Early Retirement Extreme

I've been guided by this massive goal of retirement early to develop investment knowledge and education and to take action to make things happen. Its property number 7 now. I'm extremely proud of my achievement thus far and I'm able to share with more people about my method, yet, I'm apprehensive. I'm not too sure where would all these lead me to...

I've been scouring the web for retirement formulas. I don't believe the financial planning nonsense about creating a nest egg which can be destroyed overnight in a financial crisis and when that happens at age 65; it would be a disaster. I've been impressed with Mr Money Moustache  and his philosophy of life. Mr Money moustache and his wife are financially savvy people who decided what kind of parents they would like to be when they eventually have a kid. That is the driving force towards their retirement plan. Being financially savvy gives them the knowledge how to do it and with $600,000 earned and invested in a basket of stocks, they were able to live off the dividends of $24000 a year for their next 60 years of life. Sounds great? Where does that lead us to? I questioned?

Today, I stumbled upon a new blogger, Mr Early Retirement Extreme, a nuclear physicist by training and a philosopher in deeds. He managed to lived on <$7000 a year! wow! This is extreme frugality. When I recalled, I was able to get by with $20 a day... $600 a month and roughly $7200 a year extrapolated, I found his argument intriguing. 

Early retirement extreme is a wonderful blog about the philosophy of living, choices, sustenance. Whilst Mr Money Moustache is a mathematician and statistician, early retirement extreme is much more philosophical in discourse. Do read it.

Nearer home, we found a more down to earth more mortal level of dealing with retirement planning. My 15 hour work week is written by  a civil servant who had invested in a basket of stocks that gives him a dividend yield to supplement his income. He still lives a rather "normal" life, goes to restaurant, buy the stuffs he needs. 

Where does all these lead me to? What drives me to work further? I'm drawn to the early retirement extreme in philosophy as the philosophical discourse is why I ditch the corporate job in pursuant of an utopian ideal in civil service. Alas, that too ended up broken hearted... there is no utopian in this world. Its everyman for his own life. 
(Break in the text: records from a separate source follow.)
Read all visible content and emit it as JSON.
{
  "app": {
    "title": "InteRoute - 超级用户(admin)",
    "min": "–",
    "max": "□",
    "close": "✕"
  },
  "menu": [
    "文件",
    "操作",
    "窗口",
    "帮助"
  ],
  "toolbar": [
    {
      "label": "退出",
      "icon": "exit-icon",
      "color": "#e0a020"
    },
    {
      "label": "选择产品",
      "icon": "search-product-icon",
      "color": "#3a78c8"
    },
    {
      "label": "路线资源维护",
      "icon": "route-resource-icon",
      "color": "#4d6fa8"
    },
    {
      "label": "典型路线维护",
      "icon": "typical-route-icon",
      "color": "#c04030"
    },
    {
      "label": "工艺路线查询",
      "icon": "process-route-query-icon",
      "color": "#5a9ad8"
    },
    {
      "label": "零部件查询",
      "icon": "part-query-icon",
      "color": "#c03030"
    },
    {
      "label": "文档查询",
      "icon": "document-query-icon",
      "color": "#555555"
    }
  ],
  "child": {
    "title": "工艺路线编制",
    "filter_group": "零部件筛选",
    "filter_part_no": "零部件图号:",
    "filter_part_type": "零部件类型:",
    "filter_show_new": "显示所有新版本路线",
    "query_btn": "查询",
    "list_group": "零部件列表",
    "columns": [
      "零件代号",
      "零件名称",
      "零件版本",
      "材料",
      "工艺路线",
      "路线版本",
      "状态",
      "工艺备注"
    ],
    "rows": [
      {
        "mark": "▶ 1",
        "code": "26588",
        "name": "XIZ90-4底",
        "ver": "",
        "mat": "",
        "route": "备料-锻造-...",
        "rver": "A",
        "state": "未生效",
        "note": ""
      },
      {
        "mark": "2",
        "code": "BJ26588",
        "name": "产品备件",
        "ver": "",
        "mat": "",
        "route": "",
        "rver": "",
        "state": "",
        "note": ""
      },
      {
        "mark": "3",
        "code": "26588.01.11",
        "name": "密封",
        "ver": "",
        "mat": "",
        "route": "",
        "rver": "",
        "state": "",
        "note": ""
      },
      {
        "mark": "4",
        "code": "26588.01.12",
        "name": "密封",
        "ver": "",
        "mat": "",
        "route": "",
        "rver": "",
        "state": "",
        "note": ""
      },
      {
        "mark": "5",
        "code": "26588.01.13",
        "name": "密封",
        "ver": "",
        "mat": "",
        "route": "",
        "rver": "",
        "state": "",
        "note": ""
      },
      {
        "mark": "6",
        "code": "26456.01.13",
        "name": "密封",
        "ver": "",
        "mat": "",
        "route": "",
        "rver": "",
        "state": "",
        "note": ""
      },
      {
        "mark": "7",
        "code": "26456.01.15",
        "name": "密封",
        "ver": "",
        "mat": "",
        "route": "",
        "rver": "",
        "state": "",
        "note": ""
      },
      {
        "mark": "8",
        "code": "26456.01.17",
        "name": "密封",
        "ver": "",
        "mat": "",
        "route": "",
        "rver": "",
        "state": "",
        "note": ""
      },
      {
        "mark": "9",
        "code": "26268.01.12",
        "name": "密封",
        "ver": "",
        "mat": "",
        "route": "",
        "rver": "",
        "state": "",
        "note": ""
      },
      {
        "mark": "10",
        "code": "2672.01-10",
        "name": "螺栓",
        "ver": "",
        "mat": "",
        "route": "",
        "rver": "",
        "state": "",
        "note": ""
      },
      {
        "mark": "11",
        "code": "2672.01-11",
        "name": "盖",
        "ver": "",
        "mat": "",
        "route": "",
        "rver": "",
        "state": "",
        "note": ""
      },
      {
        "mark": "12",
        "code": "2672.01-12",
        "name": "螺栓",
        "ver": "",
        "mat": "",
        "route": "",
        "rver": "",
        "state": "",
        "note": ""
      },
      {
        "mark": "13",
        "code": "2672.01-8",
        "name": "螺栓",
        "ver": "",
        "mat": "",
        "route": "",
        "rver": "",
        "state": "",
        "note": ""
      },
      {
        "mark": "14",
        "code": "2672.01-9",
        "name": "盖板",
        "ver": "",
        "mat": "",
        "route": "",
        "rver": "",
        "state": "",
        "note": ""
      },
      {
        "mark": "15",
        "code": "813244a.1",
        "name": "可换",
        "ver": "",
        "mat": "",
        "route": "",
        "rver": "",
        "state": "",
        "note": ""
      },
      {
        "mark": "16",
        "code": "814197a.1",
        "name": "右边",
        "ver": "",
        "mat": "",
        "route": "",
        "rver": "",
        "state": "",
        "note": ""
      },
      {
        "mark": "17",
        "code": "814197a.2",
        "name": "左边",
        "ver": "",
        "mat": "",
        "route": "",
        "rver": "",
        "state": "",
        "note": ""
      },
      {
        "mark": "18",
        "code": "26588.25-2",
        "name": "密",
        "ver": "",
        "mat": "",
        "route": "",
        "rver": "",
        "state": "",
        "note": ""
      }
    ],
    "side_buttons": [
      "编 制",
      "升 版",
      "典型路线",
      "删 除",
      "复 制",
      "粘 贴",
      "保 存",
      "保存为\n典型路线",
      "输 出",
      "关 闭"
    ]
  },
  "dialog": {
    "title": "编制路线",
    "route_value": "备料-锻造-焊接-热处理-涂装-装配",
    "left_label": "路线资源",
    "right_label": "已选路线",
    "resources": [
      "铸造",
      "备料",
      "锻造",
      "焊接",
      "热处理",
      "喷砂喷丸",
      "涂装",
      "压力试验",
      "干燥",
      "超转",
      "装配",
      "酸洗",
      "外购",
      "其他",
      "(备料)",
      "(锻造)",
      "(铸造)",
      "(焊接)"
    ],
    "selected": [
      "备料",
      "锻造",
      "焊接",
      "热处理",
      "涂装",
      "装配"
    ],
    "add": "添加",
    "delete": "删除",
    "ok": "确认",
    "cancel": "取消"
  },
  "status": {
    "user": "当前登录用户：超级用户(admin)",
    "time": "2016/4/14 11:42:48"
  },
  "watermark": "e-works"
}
My plans guided me to retire by 45 latest. A goal which is yet still attainable and the above 3 blogs are guiding me to a philosophical living when the time comes.
“A master in the art of living draws no sharp distinction between his work and his play; his labor and his leisure; his mind and his body; his education and his recreation. He hardly knows which is which. He simply pursues his vision of excellence through whatever he is doing, and leaves others to determine whether he is working or playing. To himself, he always appears to be doing both.”